12 de setembro de 2006
1. Epidemiologia
- O mundo vive hoje uma importante mudança na distribuição etária de sua população. Nos países desenvolvidos, a porcentagem da população com mais de 65 anos subirá dos atuais 17,5% para 36,3% até 2050, enquanto que o grupo com mais de 80 anos mais do que triplicará (Departamento de Censo Demográfico dos Estados Unidos, Dados Internacionais, 2002).
- A dor é um problema muito comum entre os idosos, sendo que a dor persistente (i.é., a dor crônica) afeta mais de 50% dos idosos vivendo no ambiente da comunidade, e mais de 80% dos residentes em clínicas de repouso para idosos (Ferrell et al. 1995, Helme & Gibson 2001). Pessoas de mais idade têm maior probabilidade de sofrer de dor crônica dos que as mais jovens.
- A dor é o sintoma mais freqüentemente relatado por pessoas idosas, sendo relatada por 73% das pessoas idosas vivendo no ambiente da comunidade (Brody & Kleban 1983).

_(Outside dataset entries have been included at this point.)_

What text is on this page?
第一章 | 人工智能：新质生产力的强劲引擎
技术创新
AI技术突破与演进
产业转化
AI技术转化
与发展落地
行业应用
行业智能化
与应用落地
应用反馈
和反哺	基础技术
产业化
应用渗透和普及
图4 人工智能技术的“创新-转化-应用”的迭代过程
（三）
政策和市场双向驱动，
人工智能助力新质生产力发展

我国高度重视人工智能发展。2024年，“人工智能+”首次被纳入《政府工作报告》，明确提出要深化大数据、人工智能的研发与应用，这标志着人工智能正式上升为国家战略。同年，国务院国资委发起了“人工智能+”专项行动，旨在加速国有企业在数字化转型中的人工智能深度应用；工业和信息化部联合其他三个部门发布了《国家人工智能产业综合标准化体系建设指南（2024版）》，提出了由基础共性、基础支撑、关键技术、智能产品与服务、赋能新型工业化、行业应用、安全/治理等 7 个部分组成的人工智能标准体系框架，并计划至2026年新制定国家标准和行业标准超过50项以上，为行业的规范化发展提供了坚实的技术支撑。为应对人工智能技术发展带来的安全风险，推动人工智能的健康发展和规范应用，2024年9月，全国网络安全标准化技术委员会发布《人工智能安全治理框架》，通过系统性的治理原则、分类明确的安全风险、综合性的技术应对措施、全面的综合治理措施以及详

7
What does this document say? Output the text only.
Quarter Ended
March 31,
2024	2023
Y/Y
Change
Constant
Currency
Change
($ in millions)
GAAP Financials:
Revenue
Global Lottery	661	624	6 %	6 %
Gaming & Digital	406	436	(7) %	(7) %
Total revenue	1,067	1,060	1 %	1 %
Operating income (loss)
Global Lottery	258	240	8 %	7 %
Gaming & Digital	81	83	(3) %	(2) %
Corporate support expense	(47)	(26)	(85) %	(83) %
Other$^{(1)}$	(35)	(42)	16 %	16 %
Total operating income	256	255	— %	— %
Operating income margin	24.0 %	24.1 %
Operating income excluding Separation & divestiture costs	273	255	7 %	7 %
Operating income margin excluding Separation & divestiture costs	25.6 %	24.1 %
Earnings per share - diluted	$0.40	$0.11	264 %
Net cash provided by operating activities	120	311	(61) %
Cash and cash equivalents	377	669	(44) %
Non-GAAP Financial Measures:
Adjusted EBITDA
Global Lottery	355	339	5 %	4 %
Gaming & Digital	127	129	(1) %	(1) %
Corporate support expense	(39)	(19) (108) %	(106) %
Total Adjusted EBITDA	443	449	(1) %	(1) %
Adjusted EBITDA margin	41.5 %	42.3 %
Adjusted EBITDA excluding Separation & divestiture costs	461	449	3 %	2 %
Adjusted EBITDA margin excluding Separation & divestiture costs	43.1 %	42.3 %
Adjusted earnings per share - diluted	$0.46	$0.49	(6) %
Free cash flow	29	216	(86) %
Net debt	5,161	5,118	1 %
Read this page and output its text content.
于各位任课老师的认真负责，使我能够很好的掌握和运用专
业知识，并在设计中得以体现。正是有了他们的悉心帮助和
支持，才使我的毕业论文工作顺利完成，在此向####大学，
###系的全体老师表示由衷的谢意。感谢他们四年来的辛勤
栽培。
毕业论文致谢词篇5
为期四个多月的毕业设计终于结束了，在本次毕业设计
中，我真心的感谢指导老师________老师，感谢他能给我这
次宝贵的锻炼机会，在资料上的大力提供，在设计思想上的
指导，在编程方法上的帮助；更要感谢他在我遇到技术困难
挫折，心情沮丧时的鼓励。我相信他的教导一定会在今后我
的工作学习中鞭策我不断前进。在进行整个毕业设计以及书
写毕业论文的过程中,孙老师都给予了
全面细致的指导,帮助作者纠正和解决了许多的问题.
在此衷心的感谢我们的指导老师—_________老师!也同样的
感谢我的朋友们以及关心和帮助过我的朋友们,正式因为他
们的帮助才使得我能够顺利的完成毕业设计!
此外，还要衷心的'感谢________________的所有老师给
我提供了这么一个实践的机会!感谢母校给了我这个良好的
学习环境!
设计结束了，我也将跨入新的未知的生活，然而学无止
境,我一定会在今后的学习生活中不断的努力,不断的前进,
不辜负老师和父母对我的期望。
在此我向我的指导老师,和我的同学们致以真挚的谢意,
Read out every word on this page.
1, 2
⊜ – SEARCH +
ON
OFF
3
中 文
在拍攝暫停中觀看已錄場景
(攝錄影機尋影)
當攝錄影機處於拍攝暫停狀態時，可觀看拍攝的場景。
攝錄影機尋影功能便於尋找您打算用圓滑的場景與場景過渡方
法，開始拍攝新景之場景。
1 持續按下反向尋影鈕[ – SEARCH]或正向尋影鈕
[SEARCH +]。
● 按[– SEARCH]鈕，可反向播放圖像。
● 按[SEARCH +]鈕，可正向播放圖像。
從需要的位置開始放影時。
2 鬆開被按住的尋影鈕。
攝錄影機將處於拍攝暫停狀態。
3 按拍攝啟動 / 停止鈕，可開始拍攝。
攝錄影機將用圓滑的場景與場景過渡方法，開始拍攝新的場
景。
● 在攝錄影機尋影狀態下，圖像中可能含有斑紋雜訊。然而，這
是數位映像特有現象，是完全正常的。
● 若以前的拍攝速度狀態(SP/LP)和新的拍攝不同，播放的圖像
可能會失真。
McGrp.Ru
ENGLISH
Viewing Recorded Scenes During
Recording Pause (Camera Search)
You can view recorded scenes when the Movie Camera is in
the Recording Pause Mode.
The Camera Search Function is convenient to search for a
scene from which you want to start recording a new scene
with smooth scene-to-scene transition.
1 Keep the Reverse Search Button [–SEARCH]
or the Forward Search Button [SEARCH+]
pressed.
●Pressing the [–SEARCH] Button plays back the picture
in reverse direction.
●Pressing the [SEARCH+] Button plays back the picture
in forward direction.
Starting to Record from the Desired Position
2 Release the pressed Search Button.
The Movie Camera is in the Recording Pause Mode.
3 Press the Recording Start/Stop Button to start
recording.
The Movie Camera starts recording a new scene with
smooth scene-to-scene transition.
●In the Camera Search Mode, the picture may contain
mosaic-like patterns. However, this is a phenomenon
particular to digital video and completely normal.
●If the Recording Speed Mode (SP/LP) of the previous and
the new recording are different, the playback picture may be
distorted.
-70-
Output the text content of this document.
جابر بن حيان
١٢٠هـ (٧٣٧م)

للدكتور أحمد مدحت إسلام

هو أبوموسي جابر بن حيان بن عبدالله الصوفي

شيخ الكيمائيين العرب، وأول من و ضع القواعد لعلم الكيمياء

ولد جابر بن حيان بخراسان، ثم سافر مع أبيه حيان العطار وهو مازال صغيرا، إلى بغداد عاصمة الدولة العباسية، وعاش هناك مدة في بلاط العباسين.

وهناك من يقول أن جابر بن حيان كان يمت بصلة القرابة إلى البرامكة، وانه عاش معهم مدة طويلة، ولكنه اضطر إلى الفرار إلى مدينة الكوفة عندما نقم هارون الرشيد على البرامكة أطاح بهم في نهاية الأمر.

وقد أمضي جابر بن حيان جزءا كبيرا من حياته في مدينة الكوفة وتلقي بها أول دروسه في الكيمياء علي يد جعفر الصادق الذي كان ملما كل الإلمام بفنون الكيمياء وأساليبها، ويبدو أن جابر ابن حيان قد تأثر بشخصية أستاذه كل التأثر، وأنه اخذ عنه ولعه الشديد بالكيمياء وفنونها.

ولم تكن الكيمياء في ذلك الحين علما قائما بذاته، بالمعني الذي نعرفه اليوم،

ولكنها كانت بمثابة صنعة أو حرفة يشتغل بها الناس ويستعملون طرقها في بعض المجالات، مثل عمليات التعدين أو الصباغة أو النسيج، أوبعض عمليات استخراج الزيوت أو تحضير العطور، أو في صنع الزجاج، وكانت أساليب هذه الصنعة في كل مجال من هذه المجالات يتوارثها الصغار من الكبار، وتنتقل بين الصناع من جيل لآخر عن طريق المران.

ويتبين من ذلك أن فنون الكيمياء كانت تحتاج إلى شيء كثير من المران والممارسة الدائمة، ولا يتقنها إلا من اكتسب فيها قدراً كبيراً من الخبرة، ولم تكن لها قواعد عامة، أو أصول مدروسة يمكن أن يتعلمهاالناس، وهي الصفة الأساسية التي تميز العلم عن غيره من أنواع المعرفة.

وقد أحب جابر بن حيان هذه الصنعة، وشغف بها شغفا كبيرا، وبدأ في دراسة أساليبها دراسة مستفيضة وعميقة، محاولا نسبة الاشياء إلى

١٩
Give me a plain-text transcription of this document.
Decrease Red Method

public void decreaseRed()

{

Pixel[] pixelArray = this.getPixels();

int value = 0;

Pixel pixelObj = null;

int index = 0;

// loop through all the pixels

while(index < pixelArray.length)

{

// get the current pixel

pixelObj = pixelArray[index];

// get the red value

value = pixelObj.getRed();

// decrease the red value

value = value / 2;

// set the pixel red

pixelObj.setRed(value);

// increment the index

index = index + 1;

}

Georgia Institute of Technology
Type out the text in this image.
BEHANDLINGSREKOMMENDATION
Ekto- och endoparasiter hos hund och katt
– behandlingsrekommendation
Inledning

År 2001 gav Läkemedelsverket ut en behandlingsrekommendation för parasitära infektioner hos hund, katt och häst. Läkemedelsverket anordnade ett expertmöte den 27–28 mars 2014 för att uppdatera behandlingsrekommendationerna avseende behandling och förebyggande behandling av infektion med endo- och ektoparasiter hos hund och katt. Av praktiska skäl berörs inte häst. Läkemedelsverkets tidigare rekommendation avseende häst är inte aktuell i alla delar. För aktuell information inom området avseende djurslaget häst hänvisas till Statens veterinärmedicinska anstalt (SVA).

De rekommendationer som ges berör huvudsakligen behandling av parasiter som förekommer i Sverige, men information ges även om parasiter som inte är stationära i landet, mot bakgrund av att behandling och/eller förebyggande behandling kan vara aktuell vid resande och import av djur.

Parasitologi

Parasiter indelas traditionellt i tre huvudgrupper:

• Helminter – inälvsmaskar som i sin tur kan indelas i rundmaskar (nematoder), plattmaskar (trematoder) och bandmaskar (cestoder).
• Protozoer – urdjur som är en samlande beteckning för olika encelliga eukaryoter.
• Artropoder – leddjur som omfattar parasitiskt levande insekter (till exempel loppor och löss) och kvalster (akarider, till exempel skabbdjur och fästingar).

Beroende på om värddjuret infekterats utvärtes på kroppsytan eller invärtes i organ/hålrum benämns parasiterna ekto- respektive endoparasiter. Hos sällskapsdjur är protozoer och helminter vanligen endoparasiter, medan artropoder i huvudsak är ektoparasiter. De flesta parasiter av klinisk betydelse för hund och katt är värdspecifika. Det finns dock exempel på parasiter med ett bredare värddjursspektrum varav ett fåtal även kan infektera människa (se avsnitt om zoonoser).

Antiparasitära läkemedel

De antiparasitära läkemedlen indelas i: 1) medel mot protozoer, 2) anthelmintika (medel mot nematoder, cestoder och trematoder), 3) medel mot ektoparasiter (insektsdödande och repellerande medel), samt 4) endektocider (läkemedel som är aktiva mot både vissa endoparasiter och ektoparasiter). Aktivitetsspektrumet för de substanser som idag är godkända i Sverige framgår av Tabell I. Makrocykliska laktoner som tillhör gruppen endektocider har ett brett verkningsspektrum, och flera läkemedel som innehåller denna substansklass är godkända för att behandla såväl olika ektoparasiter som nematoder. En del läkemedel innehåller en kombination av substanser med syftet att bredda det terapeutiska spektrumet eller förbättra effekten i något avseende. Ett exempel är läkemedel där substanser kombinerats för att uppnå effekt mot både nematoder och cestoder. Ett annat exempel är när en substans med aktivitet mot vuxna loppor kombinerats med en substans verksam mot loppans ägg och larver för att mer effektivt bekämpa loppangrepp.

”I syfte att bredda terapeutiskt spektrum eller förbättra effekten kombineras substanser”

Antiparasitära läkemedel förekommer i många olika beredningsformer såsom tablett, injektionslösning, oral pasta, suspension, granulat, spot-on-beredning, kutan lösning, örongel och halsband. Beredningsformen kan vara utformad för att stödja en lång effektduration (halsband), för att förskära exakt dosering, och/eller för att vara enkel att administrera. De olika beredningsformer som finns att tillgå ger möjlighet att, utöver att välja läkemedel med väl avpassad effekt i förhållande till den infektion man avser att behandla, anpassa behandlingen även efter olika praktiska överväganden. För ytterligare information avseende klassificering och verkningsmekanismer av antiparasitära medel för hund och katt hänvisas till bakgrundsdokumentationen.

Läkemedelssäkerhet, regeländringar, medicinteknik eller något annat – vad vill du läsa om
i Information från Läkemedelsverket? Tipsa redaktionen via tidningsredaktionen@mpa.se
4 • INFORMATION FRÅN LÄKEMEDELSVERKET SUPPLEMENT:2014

- Nas pessoas idosas, a dor tende a ser constante, de intensidade moderada a intensa, durando por vários anos, com múltiplos focos e decorrente de múltiplos fatores (Brattberg et al. 1996).
- 45,8% das pessoas idosas internadas em hospitais relatam sentir dor; 19% relatam dor de moderada a extremamente intensa; 12,9% estão insatisfeitas com a forma como vêm controlando a dor (Desbiens et al. 1997).
- O câncer é a segunda mais importante causa de morte entre os adultos com mais de 65 anos (D’Agostino et al. 1990), sendo que 67% de todas as mortes por câncer ocorrem entre aqueles com mais de 65 anos (Kennedy 1995). Mais de um quarto dos pacientes sofrendo de câncer (26%) com mais de 65 anos de idade e sofrendo de dores diárias não receberam nenhum agente analgésico (Bernabei et al. 1998).
- A dor é o principal problema de saúde na Europa. A incidência de doenças crônicas é maior entre os adultos de idade avançada do que entre o resto da população. Embora a dor aguda possa ser justificadamente considerada um sintoma de alguma doença ou lesão, a dor crônica e recorrente é um problema de saúde específico, uma doença de pleno direito (Declaração da EFIC, D. Niv e M. Devor, apresentada no Parlamento Europeu em maio de 2001, https://www.efic.org/about_pain.htm#efic_declaration).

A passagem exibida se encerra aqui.